On Wednesday, February 14, Amazon announced its decision to cancel plans to establish one of its two new corporate headquarters in Queens, New York, following opposition from lawmakers and community members.
The announcement in November that Amazon had decided to split its second headquarters, popularly referred to as HQ2, between Long Island City, Queens, and Crystal City, Virginia, concluded a highly publicized search that began in September 2017, with 238 candidate cities and states bidding against each other. The company had said it would split operations evenly between the two chosen sites, with more than 25,000 employees in each city. Amazon could have received up to $3 billion in city and state incentives for the Long Island City site.
In a statement, Amazon said, “After much thought and deliberation, we’ve decided not to move forward with our plans to build a headquarters for Amazon in Long Island City, Queens. For Amazon, the commitment to build a new headquarters requires positive, collaborative relationships with state and local elected officials who will be supportive over the long-term.”
The statement cites the fact that “a number of state and local politicians have made it clear that they oppose our presence and will not work with us to build the type of relationships that are required to go forward with the project we and many others envisioned in Long Island City.” However, it states that it plans to continue growing its teams in Brooklyn, Manhattan, and Staten Island.
The incentives package offered by New York City and State to Amazon had been met with significant community resistance, including from New York State’s independent businesses, unions, and residents. Critics cite Amazon’s anti-union stance, contract with U.S. Immigration and Customs Enforcement — to which it provides facial-recognition software — and anti-competitive business practices used to suppress its small business competition.
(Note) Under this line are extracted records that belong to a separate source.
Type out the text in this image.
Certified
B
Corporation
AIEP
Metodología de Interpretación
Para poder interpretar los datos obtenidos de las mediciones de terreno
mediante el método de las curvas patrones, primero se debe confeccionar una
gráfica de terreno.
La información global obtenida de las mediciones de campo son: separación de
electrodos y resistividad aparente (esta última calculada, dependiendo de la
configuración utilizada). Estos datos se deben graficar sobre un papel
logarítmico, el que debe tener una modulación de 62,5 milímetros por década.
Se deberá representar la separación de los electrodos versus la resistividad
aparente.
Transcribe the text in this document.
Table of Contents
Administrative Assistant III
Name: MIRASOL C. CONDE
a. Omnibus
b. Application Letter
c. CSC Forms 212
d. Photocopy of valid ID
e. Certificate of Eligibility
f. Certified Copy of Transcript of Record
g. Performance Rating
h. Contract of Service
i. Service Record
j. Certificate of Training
“Amazon’s decision against locating HQ2 in New York State is great news for independent retailers and residents alike,” said David Grogan, director, ABFE, Advocacy and Public Policy for ABA. “Faced with legitimate questions from booksellers, independent retailers, and public and private unions regarding its operations, and the strong prospect of losing the billions in tax subsidies, Amazon saw that they were not going to be able to dictate a deal that only made sense for them. We’ve said all along that it’s not the role of government to be picking winners and losers in the marketplace. With a budget shortfall in excess of $2 billion, this was, simply put, a bad deal for New York State. Taxpayer money should go to help local communities. These public funds should not go to some out-of-state giant corporation that is seeking to put New York retailers out of business.”
In December, the American Booksellers Association sent a letter on behalf of 78 New York State booksellers and other independent business owners to Governor Cuomo opposing the deal.
The announcement followed challenges from City Council members at two recent hearings and opposition from lawmakers including U.S. Rep. Alexandria Ocasio-Cortez (D-New York), New York Sen. Michael N. Gianaris (D-Queens), City Council Speaker Corey Johnson (D-Manhattan), and Deputy Leader of the City Council James G. Van Bramer (D-Queens). It additionally followed the news that New York State Senate Majority Leader Andrea Stewart-Cousins recommended Sen. Gianaris, a vocal critic of the deal, for appointment to the Public Authorities Control Board, which would have reviewed the state’s offer of incentives to Amazon.